Search code examples
pythonpandastextimportcolumnheader

How to skip text being used as column heading using python


I am importing a web log text file in Python using Pandas. Python is reading the headers however has used the text "Fields:" as a header and has then added another column of blanks (NaN's) at the end. How can I stop this text being used as a column heading?

here is my code:

arr = pd.read_table("path", skiprows=3, delim_whitespace=True,      na_values=True)

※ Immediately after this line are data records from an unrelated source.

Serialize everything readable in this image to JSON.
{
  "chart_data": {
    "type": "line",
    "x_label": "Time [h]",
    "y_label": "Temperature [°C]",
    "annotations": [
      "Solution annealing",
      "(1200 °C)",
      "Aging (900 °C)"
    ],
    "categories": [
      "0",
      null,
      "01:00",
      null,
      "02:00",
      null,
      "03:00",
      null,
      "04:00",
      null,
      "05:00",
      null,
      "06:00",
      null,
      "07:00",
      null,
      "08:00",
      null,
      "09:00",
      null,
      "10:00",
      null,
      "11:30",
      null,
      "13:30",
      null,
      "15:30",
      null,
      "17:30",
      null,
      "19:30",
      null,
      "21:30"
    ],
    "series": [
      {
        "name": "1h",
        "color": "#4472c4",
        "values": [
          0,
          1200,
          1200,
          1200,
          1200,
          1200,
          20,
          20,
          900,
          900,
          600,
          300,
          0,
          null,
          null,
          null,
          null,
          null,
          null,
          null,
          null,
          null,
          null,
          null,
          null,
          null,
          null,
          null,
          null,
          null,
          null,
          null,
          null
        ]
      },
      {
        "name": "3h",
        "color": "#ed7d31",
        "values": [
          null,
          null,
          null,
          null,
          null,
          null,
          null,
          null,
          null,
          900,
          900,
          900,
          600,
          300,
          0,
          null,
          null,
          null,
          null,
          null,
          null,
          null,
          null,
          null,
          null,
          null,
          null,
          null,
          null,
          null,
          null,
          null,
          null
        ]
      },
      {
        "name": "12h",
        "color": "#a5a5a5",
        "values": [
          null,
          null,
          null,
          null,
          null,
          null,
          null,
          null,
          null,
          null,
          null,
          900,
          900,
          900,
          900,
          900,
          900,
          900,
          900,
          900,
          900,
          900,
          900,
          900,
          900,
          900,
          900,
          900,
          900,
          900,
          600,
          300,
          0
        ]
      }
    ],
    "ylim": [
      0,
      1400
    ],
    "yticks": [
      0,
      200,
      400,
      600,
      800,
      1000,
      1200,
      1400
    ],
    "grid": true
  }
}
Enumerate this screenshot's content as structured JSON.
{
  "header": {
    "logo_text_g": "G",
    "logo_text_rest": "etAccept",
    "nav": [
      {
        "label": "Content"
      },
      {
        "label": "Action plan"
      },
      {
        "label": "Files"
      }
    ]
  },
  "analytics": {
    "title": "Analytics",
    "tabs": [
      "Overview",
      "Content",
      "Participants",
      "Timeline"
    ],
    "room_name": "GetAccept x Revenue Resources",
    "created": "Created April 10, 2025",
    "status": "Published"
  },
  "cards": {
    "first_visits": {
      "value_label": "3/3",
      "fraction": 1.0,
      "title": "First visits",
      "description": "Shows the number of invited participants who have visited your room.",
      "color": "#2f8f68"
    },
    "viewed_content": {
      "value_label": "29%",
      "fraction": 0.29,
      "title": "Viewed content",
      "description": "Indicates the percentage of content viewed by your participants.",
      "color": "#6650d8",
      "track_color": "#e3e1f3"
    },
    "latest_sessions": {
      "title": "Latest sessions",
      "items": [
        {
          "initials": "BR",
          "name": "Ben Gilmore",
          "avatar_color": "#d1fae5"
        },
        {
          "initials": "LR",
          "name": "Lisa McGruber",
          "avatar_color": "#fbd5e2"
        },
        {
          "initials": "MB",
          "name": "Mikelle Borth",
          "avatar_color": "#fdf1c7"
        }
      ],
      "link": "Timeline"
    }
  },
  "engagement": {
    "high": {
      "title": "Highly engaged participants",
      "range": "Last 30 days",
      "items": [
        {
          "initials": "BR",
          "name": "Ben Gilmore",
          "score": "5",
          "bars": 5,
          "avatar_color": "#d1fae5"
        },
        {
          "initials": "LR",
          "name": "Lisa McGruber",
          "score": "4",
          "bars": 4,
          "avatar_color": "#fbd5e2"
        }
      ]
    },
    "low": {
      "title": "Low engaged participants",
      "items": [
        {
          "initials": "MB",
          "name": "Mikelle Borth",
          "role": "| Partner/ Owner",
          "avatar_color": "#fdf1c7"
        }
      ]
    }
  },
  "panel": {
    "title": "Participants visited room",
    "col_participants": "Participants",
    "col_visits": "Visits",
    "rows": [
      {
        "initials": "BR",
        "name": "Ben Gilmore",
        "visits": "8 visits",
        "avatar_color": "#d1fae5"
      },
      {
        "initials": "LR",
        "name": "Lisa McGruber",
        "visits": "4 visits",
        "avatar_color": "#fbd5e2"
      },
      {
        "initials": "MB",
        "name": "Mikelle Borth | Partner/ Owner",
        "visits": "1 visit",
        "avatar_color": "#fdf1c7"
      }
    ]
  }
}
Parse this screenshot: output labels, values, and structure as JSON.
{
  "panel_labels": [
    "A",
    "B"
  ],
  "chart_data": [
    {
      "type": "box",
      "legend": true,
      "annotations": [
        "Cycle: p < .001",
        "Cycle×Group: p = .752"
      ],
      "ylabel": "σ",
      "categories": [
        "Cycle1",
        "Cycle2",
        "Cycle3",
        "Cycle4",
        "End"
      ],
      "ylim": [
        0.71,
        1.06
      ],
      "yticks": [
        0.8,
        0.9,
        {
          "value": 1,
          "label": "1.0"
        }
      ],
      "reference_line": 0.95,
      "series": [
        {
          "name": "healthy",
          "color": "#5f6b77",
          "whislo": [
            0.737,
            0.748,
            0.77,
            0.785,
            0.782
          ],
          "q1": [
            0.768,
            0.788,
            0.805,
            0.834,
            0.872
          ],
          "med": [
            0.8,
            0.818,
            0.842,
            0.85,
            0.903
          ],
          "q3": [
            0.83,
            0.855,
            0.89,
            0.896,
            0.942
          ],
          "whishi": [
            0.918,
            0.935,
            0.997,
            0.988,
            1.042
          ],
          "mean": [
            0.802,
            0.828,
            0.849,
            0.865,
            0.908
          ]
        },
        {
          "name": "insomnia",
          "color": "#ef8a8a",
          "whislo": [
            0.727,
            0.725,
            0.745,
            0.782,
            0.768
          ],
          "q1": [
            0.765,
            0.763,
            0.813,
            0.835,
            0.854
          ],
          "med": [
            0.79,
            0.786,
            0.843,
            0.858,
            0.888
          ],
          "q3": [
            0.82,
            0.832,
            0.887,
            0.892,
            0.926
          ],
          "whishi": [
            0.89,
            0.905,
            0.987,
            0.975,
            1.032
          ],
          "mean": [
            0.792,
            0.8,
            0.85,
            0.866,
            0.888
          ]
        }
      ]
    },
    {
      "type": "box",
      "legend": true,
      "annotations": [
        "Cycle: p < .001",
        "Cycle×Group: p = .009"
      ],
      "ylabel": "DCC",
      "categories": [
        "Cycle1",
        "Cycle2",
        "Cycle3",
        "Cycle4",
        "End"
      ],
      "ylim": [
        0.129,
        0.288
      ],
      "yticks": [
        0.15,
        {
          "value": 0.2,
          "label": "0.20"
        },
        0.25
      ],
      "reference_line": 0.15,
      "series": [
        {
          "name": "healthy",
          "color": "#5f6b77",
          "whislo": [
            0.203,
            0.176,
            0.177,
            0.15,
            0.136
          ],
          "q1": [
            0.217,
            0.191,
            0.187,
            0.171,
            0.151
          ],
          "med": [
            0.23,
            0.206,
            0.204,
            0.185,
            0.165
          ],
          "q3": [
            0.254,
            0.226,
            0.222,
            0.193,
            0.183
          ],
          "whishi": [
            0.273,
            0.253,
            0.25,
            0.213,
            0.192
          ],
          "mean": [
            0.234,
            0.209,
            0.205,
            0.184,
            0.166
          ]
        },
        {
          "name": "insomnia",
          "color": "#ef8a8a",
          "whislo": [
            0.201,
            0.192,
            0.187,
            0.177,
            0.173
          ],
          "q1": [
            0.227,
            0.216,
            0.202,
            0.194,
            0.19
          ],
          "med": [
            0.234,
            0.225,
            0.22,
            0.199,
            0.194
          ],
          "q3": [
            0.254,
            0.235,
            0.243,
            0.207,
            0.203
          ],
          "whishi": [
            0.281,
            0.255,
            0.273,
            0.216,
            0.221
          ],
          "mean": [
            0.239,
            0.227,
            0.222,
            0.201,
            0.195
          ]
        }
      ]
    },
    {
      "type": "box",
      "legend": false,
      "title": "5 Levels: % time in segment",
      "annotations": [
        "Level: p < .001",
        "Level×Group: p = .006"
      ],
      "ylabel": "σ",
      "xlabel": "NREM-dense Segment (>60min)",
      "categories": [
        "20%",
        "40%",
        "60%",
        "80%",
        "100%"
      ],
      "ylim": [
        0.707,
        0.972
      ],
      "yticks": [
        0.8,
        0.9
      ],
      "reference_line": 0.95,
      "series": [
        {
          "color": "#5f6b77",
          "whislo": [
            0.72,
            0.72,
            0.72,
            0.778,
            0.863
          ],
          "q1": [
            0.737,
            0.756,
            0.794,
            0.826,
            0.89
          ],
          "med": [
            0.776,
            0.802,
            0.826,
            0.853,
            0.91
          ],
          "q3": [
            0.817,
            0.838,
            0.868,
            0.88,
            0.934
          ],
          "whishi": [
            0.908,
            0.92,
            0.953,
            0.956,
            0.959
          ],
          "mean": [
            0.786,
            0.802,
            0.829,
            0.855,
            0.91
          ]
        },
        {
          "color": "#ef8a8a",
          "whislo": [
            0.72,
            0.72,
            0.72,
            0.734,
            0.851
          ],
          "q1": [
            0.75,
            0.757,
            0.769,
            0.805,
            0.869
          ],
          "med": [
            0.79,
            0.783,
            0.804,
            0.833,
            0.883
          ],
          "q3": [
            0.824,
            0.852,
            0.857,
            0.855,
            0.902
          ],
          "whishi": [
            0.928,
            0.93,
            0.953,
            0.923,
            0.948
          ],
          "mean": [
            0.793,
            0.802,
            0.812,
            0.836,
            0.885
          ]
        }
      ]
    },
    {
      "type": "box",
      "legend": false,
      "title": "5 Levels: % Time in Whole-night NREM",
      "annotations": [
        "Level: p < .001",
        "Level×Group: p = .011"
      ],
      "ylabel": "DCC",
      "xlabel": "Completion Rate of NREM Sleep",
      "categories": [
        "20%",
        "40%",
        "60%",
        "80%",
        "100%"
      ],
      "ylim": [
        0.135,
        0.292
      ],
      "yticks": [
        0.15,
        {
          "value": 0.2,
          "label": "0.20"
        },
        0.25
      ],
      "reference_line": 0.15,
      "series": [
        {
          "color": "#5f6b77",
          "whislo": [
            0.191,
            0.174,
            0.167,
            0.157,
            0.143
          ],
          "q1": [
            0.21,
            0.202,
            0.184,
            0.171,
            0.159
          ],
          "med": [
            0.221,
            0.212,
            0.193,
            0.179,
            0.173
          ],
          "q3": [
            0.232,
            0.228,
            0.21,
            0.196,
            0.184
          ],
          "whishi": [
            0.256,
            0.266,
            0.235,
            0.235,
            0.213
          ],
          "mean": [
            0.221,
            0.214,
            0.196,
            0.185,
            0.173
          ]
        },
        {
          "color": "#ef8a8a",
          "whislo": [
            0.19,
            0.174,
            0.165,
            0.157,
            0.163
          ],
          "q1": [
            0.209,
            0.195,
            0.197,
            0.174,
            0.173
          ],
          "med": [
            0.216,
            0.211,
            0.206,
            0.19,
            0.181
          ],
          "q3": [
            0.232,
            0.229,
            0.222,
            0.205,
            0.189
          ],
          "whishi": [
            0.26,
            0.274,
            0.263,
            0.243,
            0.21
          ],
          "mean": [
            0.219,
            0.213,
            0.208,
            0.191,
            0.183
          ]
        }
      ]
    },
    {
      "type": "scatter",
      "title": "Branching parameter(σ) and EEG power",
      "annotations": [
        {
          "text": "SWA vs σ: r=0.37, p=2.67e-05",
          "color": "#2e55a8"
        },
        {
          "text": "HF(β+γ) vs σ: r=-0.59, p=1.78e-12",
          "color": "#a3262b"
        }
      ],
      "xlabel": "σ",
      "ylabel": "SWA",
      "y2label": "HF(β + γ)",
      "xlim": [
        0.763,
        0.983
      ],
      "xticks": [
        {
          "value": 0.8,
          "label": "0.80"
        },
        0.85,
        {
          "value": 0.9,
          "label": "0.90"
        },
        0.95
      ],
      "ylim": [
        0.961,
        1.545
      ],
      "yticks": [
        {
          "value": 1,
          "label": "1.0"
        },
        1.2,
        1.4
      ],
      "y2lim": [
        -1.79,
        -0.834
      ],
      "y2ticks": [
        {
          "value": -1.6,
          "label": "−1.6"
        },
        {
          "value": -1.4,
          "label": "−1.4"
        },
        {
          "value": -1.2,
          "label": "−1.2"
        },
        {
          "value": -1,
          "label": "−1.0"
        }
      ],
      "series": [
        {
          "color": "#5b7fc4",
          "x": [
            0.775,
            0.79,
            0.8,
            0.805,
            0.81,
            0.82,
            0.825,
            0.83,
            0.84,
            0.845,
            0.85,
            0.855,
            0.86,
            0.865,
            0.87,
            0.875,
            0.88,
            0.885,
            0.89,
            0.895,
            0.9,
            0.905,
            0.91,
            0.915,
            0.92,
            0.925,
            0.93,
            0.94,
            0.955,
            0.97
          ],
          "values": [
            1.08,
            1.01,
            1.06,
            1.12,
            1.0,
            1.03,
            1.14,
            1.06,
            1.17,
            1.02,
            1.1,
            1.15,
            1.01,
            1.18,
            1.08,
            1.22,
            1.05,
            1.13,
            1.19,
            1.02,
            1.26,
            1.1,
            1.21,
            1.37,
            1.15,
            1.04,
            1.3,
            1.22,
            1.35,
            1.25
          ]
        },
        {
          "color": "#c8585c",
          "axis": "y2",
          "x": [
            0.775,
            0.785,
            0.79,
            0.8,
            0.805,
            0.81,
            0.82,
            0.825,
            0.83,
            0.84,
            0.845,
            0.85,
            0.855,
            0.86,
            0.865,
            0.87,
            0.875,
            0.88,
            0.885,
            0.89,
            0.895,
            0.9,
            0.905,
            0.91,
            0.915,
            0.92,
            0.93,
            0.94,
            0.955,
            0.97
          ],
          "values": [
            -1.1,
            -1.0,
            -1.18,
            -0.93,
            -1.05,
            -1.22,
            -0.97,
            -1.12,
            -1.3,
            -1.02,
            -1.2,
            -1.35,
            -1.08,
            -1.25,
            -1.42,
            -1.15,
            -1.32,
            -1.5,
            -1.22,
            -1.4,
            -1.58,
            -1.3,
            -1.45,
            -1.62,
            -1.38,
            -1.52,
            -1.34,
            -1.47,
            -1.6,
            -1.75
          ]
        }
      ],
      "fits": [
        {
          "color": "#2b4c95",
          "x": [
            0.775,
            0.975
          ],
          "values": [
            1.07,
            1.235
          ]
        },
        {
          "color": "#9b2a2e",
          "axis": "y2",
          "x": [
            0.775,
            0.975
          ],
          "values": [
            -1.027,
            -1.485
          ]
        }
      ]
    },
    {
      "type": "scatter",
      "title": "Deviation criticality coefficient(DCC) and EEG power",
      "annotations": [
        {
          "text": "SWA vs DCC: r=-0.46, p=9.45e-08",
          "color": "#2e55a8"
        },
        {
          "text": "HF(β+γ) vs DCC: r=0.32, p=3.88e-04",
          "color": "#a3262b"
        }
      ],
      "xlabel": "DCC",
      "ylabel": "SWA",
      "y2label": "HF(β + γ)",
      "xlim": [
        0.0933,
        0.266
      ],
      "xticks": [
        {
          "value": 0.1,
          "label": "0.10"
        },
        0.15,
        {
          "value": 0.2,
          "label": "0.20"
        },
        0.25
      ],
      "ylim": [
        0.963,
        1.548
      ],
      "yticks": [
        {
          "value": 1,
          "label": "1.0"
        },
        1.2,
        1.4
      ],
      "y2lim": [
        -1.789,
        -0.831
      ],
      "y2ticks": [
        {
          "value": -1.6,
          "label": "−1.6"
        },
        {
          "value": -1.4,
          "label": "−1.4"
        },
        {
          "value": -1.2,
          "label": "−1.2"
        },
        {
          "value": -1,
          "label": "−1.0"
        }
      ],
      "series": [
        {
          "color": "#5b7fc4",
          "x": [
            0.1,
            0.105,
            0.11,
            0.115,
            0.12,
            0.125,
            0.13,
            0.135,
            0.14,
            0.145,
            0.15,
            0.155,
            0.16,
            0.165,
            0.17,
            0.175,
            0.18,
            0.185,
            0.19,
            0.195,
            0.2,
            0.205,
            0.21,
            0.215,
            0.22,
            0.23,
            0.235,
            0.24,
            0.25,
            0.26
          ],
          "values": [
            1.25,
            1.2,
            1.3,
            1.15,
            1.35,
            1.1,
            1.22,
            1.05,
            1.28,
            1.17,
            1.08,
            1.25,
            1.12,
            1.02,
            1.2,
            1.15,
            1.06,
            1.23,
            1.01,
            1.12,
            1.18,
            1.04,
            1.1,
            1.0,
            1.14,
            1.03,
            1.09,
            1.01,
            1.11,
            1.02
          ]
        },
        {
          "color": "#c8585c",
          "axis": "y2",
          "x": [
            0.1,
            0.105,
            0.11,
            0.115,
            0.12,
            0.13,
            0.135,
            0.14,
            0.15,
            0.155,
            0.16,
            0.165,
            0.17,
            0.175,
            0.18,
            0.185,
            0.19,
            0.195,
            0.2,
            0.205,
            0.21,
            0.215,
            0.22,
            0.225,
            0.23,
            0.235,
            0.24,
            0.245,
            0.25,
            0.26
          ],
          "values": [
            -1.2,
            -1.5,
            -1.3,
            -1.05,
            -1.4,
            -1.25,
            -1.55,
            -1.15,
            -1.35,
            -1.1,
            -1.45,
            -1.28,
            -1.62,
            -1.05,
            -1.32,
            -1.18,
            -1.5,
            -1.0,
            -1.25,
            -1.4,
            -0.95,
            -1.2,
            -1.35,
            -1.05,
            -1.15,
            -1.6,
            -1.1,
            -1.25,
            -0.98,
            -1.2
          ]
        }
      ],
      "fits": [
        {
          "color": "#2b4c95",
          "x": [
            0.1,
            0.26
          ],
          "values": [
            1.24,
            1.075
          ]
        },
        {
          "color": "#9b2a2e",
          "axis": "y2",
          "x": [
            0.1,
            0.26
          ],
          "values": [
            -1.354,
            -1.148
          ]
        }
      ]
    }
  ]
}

Here is the start of the file:

Software: Microsoft Internet Information Services 7.5

Version: 1.0

Date: 2014-08-01 00:00:25

Fields: date time

2014-08-01 00:00:25...

Result is that 'Fields' is being used as a column heading and a column full of NaN values is being created for column 'time'.


Solution

  • You can do it calling read_table twice.

    # reads the forth line into 1x1 df being a string, 
    # then splits it and skips the first field:
    col_names = pd.read_table('path', skiprows=3, nrows=1, header=None).iloc[0,0].split()[1:]
    # reads the actual data:
    df = pd.read_table('path', sep=' ', skiprows=4, names=col_names)
    

    If you already know the names of the columns (eg. date and time) then it's even simpler:

    df = pd.read_table('path', sep=' ', skiprows=4, names = ['date', 'time'])